Unlike these two extremes, Judaism attempts to fuse two spheres into one experience. The two worlds aren’t severed from each other; the next world isn’t a “reward” as much as a result. We cultivate spiritual and religious identity in this world, despite facing formidable impediments to spiritual growth. As a result, when we depart this planet, we enter a world without spiritual inhibitions, primed to continue our spiritual journey without the hindrances of this world.
For a Jew, the next world doesn’t promise endless pleasure or limitless financial abilities. Islamic descriptions of sensual pleasures in the next world are completely discrepant with a “unified” view of the two worlds. The very notion that endless physical pleasure will be rewarded to those who lived virtuous lives, sounds hypocritical and, essentially, separates the two worlds into unrelated realities. Judaism fuses, while Islam fractures, the two worlds.
Judaism rejects this fracture but instead merges the two into one band. As Maimonides asserts, the next world enables wise and just people to sit endlessly in the presence of God, luxuriant in the spiritual glow of God. We earn that privilege in the “next life” by constructing a spiritual interface between us and God during our “first life.” As the Scottish 18th-century writer Henry Drummond commented, “To get to Heaven, we have to take it there with us.”
A Jew straddles two realms, and for this reason we are selected and Ishmael is discarded. Not because we alone envision the next world, but because we alone are able to integrate the two experiences into one. Jewish identity is defined by the letter “bet.”

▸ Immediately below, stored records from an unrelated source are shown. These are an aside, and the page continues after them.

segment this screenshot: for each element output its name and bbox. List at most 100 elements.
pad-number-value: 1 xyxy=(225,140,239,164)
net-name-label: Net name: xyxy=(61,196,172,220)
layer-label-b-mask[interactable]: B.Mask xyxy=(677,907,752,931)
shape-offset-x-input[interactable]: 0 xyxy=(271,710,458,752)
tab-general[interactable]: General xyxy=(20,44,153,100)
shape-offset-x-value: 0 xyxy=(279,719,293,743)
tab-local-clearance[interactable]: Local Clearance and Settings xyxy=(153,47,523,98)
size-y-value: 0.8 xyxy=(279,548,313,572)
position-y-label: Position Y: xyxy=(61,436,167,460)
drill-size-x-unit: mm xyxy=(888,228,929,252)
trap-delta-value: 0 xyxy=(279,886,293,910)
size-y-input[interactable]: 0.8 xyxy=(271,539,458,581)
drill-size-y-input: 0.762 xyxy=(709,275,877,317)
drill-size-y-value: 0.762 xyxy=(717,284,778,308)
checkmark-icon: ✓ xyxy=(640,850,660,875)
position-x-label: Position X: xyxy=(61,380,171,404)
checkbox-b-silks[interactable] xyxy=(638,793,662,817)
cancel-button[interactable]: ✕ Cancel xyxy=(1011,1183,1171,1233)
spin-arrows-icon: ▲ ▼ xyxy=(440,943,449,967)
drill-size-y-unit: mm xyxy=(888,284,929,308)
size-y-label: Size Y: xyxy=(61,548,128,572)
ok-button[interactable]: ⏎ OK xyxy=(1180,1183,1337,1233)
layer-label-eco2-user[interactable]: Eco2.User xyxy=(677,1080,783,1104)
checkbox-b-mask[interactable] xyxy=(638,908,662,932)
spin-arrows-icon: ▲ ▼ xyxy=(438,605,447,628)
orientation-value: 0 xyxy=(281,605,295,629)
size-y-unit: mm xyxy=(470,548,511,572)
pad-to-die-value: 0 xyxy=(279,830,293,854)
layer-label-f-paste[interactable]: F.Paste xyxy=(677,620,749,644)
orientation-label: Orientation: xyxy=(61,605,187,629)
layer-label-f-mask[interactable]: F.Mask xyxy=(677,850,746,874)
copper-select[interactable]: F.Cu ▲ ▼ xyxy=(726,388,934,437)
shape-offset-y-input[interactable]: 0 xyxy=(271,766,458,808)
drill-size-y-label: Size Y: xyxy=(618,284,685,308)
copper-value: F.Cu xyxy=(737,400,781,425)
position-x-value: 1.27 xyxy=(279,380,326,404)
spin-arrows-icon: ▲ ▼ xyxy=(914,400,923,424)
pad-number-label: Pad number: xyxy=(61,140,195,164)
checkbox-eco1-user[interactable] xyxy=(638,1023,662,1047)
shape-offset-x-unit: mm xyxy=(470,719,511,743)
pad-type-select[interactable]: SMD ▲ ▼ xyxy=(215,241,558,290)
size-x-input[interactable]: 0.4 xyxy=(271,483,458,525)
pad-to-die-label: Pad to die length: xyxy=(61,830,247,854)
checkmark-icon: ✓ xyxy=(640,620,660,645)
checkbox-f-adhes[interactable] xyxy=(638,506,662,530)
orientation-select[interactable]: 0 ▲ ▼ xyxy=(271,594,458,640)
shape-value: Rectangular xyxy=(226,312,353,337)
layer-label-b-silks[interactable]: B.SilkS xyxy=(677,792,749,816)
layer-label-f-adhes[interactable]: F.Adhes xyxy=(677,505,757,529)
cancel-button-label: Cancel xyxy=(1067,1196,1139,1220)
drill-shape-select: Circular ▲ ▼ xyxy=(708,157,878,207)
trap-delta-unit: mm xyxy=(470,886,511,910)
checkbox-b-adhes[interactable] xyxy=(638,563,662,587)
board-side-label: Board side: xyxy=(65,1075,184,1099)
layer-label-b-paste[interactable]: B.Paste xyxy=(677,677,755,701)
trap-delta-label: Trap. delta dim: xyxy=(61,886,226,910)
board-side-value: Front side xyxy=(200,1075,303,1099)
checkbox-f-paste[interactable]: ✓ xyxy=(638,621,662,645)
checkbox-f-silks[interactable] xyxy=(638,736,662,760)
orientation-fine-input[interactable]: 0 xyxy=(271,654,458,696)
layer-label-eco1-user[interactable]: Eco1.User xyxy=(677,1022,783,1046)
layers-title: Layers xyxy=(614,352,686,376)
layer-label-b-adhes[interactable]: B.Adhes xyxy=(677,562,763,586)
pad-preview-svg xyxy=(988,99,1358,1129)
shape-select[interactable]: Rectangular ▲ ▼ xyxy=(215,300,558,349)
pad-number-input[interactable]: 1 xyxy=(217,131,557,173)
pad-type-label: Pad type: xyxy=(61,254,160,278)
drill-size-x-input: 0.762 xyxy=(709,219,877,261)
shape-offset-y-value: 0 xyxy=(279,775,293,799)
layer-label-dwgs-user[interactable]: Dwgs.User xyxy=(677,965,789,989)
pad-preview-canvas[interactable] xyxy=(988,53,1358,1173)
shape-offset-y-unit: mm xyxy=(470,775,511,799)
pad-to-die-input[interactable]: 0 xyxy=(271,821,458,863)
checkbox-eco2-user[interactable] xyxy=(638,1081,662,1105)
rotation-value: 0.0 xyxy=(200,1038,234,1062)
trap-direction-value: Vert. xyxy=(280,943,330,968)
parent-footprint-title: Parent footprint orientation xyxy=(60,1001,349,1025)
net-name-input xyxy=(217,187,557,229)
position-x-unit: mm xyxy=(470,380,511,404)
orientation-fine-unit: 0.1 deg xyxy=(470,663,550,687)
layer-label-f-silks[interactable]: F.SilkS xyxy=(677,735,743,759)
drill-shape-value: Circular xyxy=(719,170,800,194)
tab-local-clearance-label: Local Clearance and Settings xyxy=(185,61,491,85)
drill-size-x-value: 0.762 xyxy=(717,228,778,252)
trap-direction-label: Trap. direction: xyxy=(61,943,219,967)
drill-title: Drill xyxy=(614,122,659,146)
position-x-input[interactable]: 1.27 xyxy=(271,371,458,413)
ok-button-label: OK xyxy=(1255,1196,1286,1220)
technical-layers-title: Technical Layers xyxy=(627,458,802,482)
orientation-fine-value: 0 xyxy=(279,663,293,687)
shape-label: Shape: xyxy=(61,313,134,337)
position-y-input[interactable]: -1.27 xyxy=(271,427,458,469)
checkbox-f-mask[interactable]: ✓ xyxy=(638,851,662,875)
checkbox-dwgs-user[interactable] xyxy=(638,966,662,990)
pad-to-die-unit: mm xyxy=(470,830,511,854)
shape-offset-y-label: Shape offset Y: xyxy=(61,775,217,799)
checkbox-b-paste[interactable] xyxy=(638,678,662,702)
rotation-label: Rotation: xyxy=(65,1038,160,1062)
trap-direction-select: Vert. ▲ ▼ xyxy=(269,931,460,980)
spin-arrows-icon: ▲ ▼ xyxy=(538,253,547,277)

BEYOND THE fracturing caused by viewing the next life as a carousel of pleasure, Islamic fundamentalism further splinters the two worlds by endorsing religious terrorism. The doctrine of “shahid”-ism has, at least for fundamentalist Islam, produced a warped culture that celebrates death and depicts God as angry and vengeful.
Portraying God as delighting in the suffering and murder of innocents is a gross perversion of the image of a loving and compassionate God who is desirous of human welfare. Islamic fundamentalism is a theological crime and not just a moral one. It vandalizes the face of God in this world, and it distorts the notion of unity between the two worlds.
For a “shahid” (martyr), murdering innocents secures entry into the next world. It is repulsive to claim that crime in this world can punch your ticket of entry into the next world. This sickening belief assumes disparity and disunity between the two worlds. It is a scar upon religious faith. If our two worlds are united, it is inconceivable that a terrible crime in our realm should serve as an entry permit for the next world. This bankrupt idea presumes a structural disconnect between our two worlds and dismembers the belief that our two worlds are united.
Islamic fundamentalism is the antithesis of the letter “bet” and of the Jewish doctrine of the “confederation” of two worlds.
We are chosen to represent God in this world and to further assert the integration of the two realms that we inhabit.
The afterlife doesn’t offer carnal pleasure but endless spiritual encounter – an opportunity we get to preview in this realm.
Additionally, the notion that a crime in this realm can warrant entry into the next is morally abhorrent and severely partitions the two worlds we seek to unite.
The writer is a rabbi at Yeshivat Har Etzion, a hesder yeshiva. He has smicha and a BA in computer science from Yeshiva University as well as a master’s degree in English literature from the City University of New York.